People are drawn to that. Nobody wants to do average work, boring work. It pays a salary, but it’s not really interesting. They just had to have somebody trust them and believe in them and clear some of the junk out of the way.
We found seven or eight formally siloed, fragmented teams started to work together. The guys in the magazine said they learned some stuff from working with the social team that they never knew before and that’s really going to help them.
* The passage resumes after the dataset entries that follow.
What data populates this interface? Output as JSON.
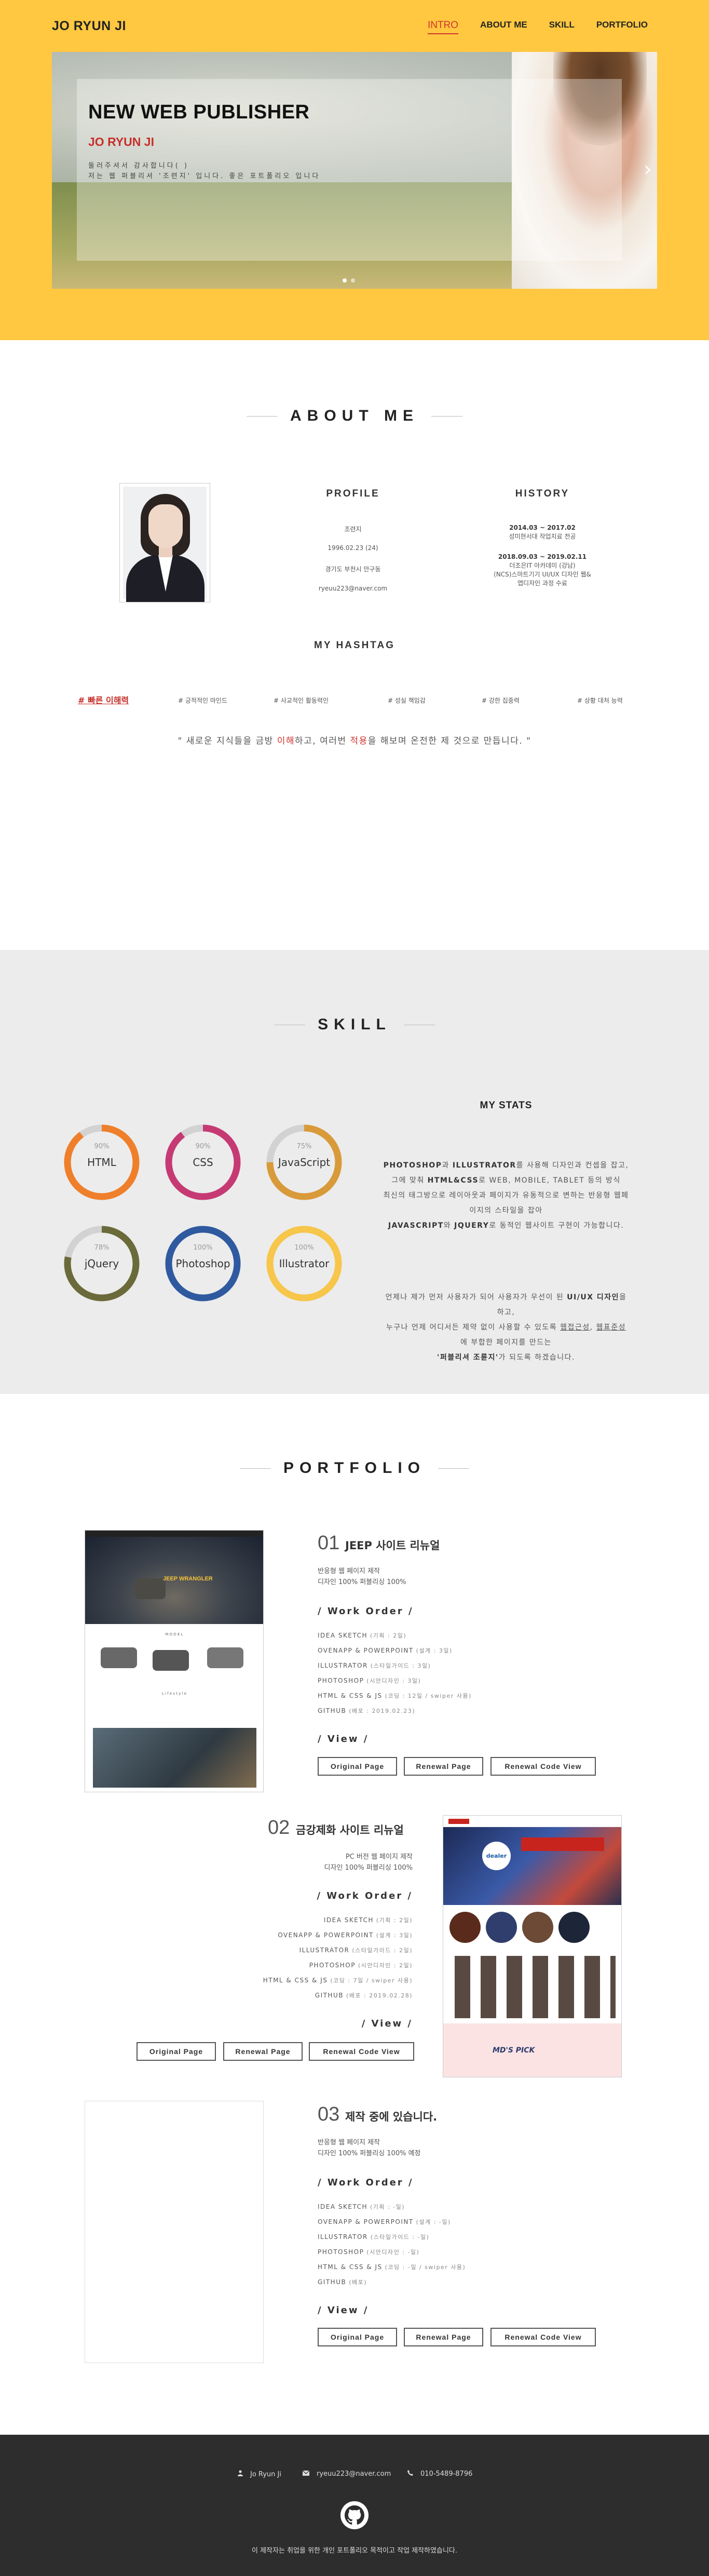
{
  "header": {
    "logo": "JO RYUN JI",
    "nav": [
      "INTRO",
      "ABOUT ME",
      "SKILL",
      "PORTFOLIO"
    ]
  },
  "hero": {
    "title": "NEW WEB PUBLISHER",
    "name": "JO RYUN JI",
    "intro_line1": "둘러주셔서 감사합니다(      )",
    "intro_line2": "저는 웹 퍼블리셔 '조련지' 입니다. 좋은 포트폴리오 입니다"
  },
  "about": {
    "title": "ABOUT ME",
    "profile_head": "PROFILE",
    "profile": [
      "조련지",
      "1996.02.23 (24)",
      "경기도 부천시 안구동",
      "ryeuu223@naver.com"
    ],
    "history_head": "HISTORY",
    "history": [
      {
        "date": "2014.03 ~ 2017.02",
        "desc": "성미현서대 작업치료 전공"
      },
      {
        "date": "2018.09.03 ~ 2019.02.11",
        "desc": "더조은IT 아카데미 (강남)",
        "desc2": "(NCS)스마트기기 UI/UX 디자인 웹&",
        "desc3": "앱디자인 과정 수료"
      }
    ],
    "hashtag_head": "MY HASHTAG",
    "hashtags": [
      "# 빠른 이해력",
      "# 긍적적인 마인드",
      "# 사교적인 활동력인",
      "# 성실 책임감",
      "# 강한 집중력",
      "# 상황 대처 능력"
    ],
    "quote_pre": "\" 새로운 지식들을 금방 ",
    "quote_red1": "이해",
    "quote_mid": "하고, 여러번 ",
    "quote_red2": "적용",
    "quote_post": "을 해보며 온전한 제 것으로 만듭니다. \""
  },
  "skill": {
    "title": "SKILL",
    "rings": [
      {
        "label": "HTML",
        "percent": "90%",
        "value": 0.9,
        "color": "#ef7f2a"
      },
      {
        "label": "CSS",
        "percent": "90%",
        "value": 0.9,
        "color": "#c63a74"
      },
      {
        "label": "JavaScript",
        "percent": "75%",
        "value": 0.75,
        "color": "#d99a3a"
      },
      {
        "label": "jQuery",
        "percent": "78%",
        "value": 0.78,
        "color": "#6b6a3a"
      },
      {
        "label": "Photoshop",
        "percent": "100%",
        "value": 1.0,
        "color": "#2f5aa0"
      },
      {
        "label": "Illustrator",
        "percent": "100%",
        "value": 1.0,
        "color": "#f7c64a"
      }
    ],
    "stats_title": "MY STATS",
    "p1_l1_b1": "PHOTOSHOP",
    "p1_l1_t1": "과 ",
    "p1_l1_b2": "ILLUSTRATOR",
    "p1_l1_t2": "를 사용해 디자인과 컨셉을 잡고,",
    "p1_l2_t1": "그에 맞춰 ",
    "p1_l2_b1": "HTML&CSS",
    "p1_l2_t2": "로 WEB, MOBILE, TABLET 등의 방식",
    "p1_l3": "최신의 태그방으로 레이아웃과 페이지가 유동적으로 변하는 반응형 웹페",
    "p1_l4": "이지의 스타일을 잡아",
    "p1_l5_b1": "JAVASCRIPT",
    "p1_l5_t1": "와 ",
    "p1_l5_b2": "JQUERY",
    "p1_l5_t2": "로 동적인 웹사이트 구현이 가능합니다.",
    "p2_l1_t1": "언제나 제가 먼저 사용자가 되어 사용자가 우선이 된 ",
    "p2_l1_b1": "UI/UX 디자인",
    "p2_l1_t2": "을",
    "p2_l2": "하고,",
    "p2_l3_t1": "누구나 언제 어디서든 제약 없이 사용할 수 있도록 ",
    "p2_l3_u1": "웹접근성",
    "p2_l3_t2": ", ",
    "p2_l3_u2": "웹표준성",
    "p2_l4": "에 부합한 페이지를 만드는",
    "p2_l5_b1": "'퍼블리셔 조륜지'",
    "p2_l5_t1": "가 되도록 하겠습니다."
  },
  "portfolio": {
    "title": "PORTFOLIO",
    "items": [
      {
        "num": "01",
        "name": "JEEP 사이트 리뉴얼",
        "meta1": "반응형 웹 페이지 제작",
        "meta2": "디자인 100% 퍼블리싱 100%",
        "work_head": "/ Work Order /",
        "work": [
          {
            "t": "IDEA SKETCH",
            "s": " (기획 : 2일)"
          },
          {
            "t": "OVENAPP & POWERPOINT",
            "s": " (설계 : 3일)"
          },
          {
            "t": "ILLUSTRATOR",
            "s": " (스타일가이드 : 3일)"
          },
          {
            "t": "PHOTOSHOP",
            "s": " (시안디자인 : 3일)"
          },
          {
            "t": "HTML & CSS & JS",
            "s": " (코딩 : 12일 / swiper 사용)"
          },
          {
            "t": "GITHUB",
            "s": " (배포 : 2019.02.23)"
          }
        ],
        "view_head": "/ View /",
        "buttons": [
          "Original Page",
          "Renewal Page",
          "Renewal Code View"
        ]
      },
      {
        "num": "02",
        "name": "금강제화 사이트 리뉴얼",
        "meta1": "PC 버전 웹 페이지 제작",
        "meta2": "디자인 100% 퍼블리싱 100%",
        "work_head": "/ Work Order /",
        "work": [
          {
            "t": "IDEA SKETCH",
            "s": " (기획 : 2일)"
          },
          {
            "t": "OVENAPP & POWERPOINT",
            "s": " (설계 : 3일)"
          },
          {
            "t": "ILLUSTRATOR",
            "s": " (스타일가이드 : 2일)"
          },
          {
            "t": "PHOTOSHOP",
            "s": " (시안디자인 : 2일)"
          },
          {
            "t": "HTML & CSS & JS",
            "s": " (코딩 : 7일 / swiper 사용)"
          },
          {
            "t": "GITHUB",
            "s": " (배포 : 2019.02.28)"
          }
        ],
        "view_head": "/ View /",
        "buttons": [
          "Original Page",
          "Renewal Page",
          "Renewal Code View"
        ]
      },
      {
        "num": "03",
        "name": "제작 중에 있습니다.",
        "meta1": "반응형 웹 페이지 제작",
        "meta2": "디자인 100% 퍼블리싱 100% 예정",
        "work_head": "/ Work Order /",
        "work": [
          {
            "t": "IDEA SKETCH",
            "s": " (기획 : -일)"
          },
          {
            "t": "OVENAPP & POWERPOINT",
            "s": " (설계 : -일)"
          },
          {
            "t": "ILLUSTRATOR",
            "s": " (스타일가이드 : -일)"
          },
          {
            "t": "PHOTOSHOP",
            "s": " (시안디자인 : -일)"
          },
          {
            "t": "HTML & CSS & JS",
            "s": " (코딩 : -일 / swiper 사용)"
          },
          {
            "t": "GITHUB",
            "s": " (배포)"
          }
        ],
        "view_head": "/ View /",
        "buttons": [
          "Original Page",
          "Renewal Page",
          "Renewal Code View"
        ]
      }
    ],
    "shot1": {
      "brand": "JEEP WRANGLER",
      "model": "M O D E L",
      "lifestyle": "L i f e s t y l e"
    },
    "shot2": {
      "brand": "dealer",
      "pick": "MD'S PICK"
    }
  },
  "footer": {
    "name": "Jo Ryun Ji",
    "email": "ryeuu223@naver.com",
    "phone": "010-5489-8796",
    "copyright": "이 제작자는 취업을 위한 개인 포트폴리오 목적이고 작업 제작하였습니다."
  },
  "colors": {
    "hero_bg": "#ffc840",
    "accent_red": "#d1342f",
    "skill_bg": "#ececec",
    "footer_bg": "#2d2d2d"
  }
}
And the social team said they had no idea that there was all this incredible content the magazines were doing. And the website team was saying that they could help showcase more of that content.
You put all these teams together and you create this stuff called lightning.
All of a sudden, you can do stuff that you never could’ve even dreamed of on your own. That can be self-fulfilling. It’s the way people think and you sort of change it at the DNA level.
Chris: What are some key takeaways to changing an enterprise’s content strategy?
Bob: We need to go about our work fearlessly and joyfully.
Don’t be afraid to change things. Don’t be afraid to question things. Don’t be afraid to get rid of things. Don’t be afraid to jump into new stuff. Don’t be afraid to make some mistakes.
You Can Get Your Groove Back, Too
If a giant like Oracle can change its course and reset its content strategy, that’s great news for businesses of all sizes. Using some of the same principles Bob and others applied internally to Oracle can be applied to small and medium brands to help anyone get their content groove back.